Advertisement

MUSEUM TO MOVE UP IN THE WORLD

Share
Times Staff Writer

Three years ago, nonprofit Anaheim Museum Inc. quietly set up temporary quarters in a small abandoned home in the city’s original downtown sector. The announced aim: a major museum devoted largely to chronicling and showcasing the history of Anaheim, the county’s oldest city.

Still in search of that goal, the organization plans its biggest move yet this October when it opens shop a few doors away in the now-vacant Carnegie Building. The move to the Carnegie, the last large civic structure left standing from the city’s pre-freeway era, will enable the museum to triple its exhibit space.

“It’s historically appropriate that our museum be in that (Carnegie) building. Our focus is the history of a city that represents every trend of this region since the early 19th Century, from pioneer agriculturists to urban boom to Disneyland and the Big A,” said Herbert Pruett, the museum’s director.

Advertisement

The move also marks Anaheim’s first important effort to fill a gap in the city’s cultural establishment. Unlike Santa Ana and Laguna Beach, for example, Anaheim still doesn’t boast a large-scale museum.

Anaheim has the county’s oldest museum facility: the city-run Mother Colony House that has been opened since 1929. But that program, housed in a historic dwelling on West Street near Lincoln Avenue, is a tiny one devoted to family artifacts.

For the past decade, some local cultural-historical leaders in Anaheim have been attempting to form a separately housed, larger museum for far more ambitious exhibits of the 109-year-old city’s role in Orange County’s industrial, residential and recreational developments.

The move into the city-owned Carnegie structure at Anaheim Boulevard and Broadway was assured last month when the City Council gave final approval to a $563,000 renovation of the two-level landmark.

Although the structure will be leased by the city to Anaheim Museum Inc. for that organization’s permanent home, the facility will be operated independently by the museum group.

In 1984, shortly after Anaheim Museum Inc. formed, the organization set up offices in a 430-square-foot downtown dwelling at 127 W. Broadway.
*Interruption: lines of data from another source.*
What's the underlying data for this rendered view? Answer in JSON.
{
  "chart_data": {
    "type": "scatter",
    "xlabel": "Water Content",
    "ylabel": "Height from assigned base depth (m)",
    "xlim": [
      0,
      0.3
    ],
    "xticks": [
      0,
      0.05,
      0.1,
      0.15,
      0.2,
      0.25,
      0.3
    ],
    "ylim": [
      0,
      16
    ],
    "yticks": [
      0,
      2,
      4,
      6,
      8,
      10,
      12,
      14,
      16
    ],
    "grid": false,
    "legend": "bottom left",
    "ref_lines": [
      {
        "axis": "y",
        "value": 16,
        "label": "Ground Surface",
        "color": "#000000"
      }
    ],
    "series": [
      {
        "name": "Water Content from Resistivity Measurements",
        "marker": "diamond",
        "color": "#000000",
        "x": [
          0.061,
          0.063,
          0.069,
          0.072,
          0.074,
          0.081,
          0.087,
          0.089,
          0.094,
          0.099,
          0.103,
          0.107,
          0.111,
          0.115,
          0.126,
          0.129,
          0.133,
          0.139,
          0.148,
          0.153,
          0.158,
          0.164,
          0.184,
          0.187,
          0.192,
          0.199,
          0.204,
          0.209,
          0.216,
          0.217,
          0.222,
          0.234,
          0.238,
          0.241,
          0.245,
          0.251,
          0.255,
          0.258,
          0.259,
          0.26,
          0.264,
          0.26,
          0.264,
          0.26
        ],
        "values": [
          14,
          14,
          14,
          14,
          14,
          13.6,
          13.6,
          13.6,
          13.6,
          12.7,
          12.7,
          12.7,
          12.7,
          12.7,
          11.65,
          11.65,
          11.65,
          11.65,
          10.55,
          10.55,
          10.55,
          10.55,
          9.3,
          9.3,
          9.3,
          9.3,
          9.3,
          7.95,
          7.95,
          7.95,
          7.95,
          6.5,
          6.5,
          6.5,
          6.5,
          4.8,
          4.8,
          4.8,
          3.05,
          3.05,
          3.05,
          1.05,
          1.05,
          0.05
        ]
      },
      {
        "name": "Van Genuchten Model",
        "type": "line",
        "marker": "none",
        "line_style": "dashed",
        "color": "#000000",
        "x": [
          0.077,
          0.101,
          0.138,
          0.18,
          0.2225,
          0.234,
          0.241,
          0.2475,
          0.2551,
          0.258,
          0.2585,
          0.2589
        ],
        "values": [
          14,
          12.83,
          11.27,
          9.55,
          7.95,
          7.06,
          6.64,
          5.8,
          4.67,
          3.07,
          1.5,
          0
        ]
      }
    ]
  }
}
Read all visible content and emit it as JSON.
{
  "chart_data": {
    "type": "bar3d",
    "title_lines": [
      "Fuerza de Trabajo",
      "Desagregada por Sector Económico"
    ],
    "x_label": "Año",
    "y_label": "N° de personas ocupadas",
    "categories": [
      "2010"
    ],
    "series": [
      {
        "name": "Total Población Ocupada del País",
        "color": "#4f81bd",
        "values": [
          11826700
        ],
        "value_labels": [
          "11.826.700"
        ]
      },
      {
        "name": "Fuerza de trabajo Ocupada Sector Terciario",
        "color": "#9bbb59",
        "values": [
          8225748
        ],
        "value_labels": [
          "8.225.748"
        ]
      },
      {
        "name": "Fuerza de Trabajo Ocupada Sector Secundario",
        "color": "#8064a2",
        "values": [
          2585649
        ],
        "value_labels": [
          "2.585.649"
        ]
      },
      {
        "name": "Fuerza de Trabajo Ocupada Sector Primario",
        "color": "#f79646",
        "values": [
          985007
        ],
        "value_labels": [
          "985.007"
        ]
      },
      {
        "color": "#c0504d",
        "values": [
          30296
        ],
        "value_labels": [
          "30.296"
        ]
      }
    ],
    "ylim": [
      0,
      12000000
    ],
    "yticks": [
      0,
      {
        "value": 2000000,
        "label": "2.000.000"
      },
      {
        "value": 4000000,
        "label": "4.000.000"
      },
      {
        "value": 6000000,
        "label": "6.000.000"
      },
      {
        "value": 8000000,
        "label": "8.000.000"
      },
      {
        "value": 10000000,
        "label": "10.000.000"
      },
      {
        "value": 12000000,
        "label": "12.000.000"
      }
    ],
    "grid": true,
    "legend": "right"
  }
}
A year ago, the organization moved to the present 8,000-square-foot storefront at 233 S. Anaheim Blvd., of which 3,000 square feet has been available for exhibit space.

Advertisement

The museum opened its first exhibition--items from the organization’s household and farming collections--last May, followed by a display of historical children’s toys in November. The museum is currently offering an 1840-1940 show of American costumes, quilts and other textile items.

Besides its $71,000 annual budget, the organization has won some key support, including a $25,000 revenue-sharing grant from the county Board of Supervisors and a $2,500 community service award from Disneyland, Pruett said.

The organization has had its eyes on the 9,000-square-foot Carnegie Building since 1984. The Carnegie was built in 1908 as a public library with a grant from the Andrew Carnegie Foundation.

After the city moved its main library to new quarters in 1963, the Carnegie Building housed the city’s Personnel Department. The building has been vacant since 1980, when the personnel staff moved across the street to the new City Hall.

The renovation of the 80-year-old Carnegie Building will include installing air conditioning and elevators, in addition to re-roofing and other improvements. The city, through its Redevelopment Agency, has already received $81,000 in state historical preservation funds for the project.

“We’re not sure what our opening (October) show will be, but we’re exploring all sorts of possibilities,” Pruett said. “The emphasis of all our shows will be historical, mostly Anaheim, but as this area also relates to the whole county and regional development.”

Advertisement

Shows will include visual arts, such as photography, as well as artifacts and other works from Anaheim’s earliest days as a German immigrant colony and vineyard. Exhibits also will capture the community’s emergence after the opening of the Santa Ana Freeway as Orange County’s busiest commercial, industrial and home building areas.

“We don’t believe any of this will be in competition with other museums that also have historical themes, such as Bowers (in Santa Ana),” Pruett added. “We believe our role is different enough and that there is certainly a great need for our kind of comprehensive examinations.”